One option would be to create a new covering index (including columns like CashAmount etc) for this specific workload. The problem is that indexes don’t come for free. You pay for them on every write, and depending on your performance goals, that might be a cost you want to avoid. It might even be impossible, or too expensive to create such an index on environments that have no maintenance window and no license that allows for online index builds. Assuming that when you don’t own said license, you don’t have read replicas available either.

Considering the workload, the never-changing nature of financial transactions and constraints in place, we applied Lambda Architecture theory on a small scale, starting by building daily aggregations of transactions per account.

This translates into scheduling a job which catches up all days, by performing a query per day and appending the results to a specific table.
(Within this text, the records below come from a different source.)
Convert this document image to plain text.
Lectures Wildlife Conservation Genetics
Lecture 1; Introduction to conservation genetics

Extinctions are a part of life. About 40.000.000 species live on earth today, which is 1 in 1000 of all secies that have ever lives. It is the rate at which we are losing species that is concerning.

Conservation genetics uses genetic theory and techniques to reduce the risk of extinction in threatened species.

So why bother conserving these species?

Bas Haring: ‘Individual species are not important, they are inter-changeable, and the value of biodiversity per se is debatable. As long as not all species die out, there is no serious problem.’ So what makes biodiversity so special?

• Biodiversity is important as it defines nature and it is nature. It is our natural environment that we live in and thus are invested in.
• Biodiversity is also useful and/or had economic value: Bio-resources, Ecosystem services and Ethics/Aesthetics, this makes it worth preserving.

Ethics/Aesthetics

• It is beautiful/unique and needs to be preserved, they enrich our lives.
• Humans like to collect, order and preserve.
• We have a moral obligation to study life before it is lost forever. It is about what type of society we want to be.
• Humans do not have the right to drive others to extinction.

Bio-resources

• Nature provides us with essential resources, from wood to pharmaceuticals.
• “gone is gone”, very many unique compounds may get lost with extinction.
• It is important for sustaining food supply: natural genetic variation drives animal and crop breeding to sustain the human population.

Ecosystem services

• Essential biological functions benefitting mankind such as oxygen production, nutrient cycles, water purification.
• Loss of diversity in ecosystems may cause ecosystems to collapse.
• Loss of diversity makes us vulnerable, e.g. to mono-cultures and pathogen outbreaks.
/** Aggregate transactions by day **/
INSERT INTO [dbo].[DailyTransactionAggregation]
   SELECT
     CONVERT(DATE, Timestamp) AS Datestamp,
     AccountId
     TransactionType
     COUNT(*) AS Count,
     SUM(CashAmount) AS CashAmount,
     SUM(BonusAmount) AS BonusAmount,
     /* ... */
   FROM [dbo].[Transaction]
   WHERE Timestamp >= :start AND Timestamp < :end
   GROUP BY CONVERT(DATE, Timestamp), TransactionType, AccountId,   /* ... */

On our dataset, this compresses the transaction table by a factor of more than 300. Not just that, by separating reads from writes, we give ourselves so much more breathing room and options, which makes me sleep so much better at night.

As you probably noticed, for real-time statistics on this data, we’re still missing today’s transactions in this table. Since today’s transactions are a much smaller subset and likely to live in SQL Server’s cache, we can query both the batch table and the transaction table, to eventually merge the results of both queries. For our use case, resource usage and query response times have dropped significantly, especially for the largest accounts.

I don’t see it happening in the near future, but in case the usage of these queries grows, we can still borrow more Lambda Architecture practices and push further.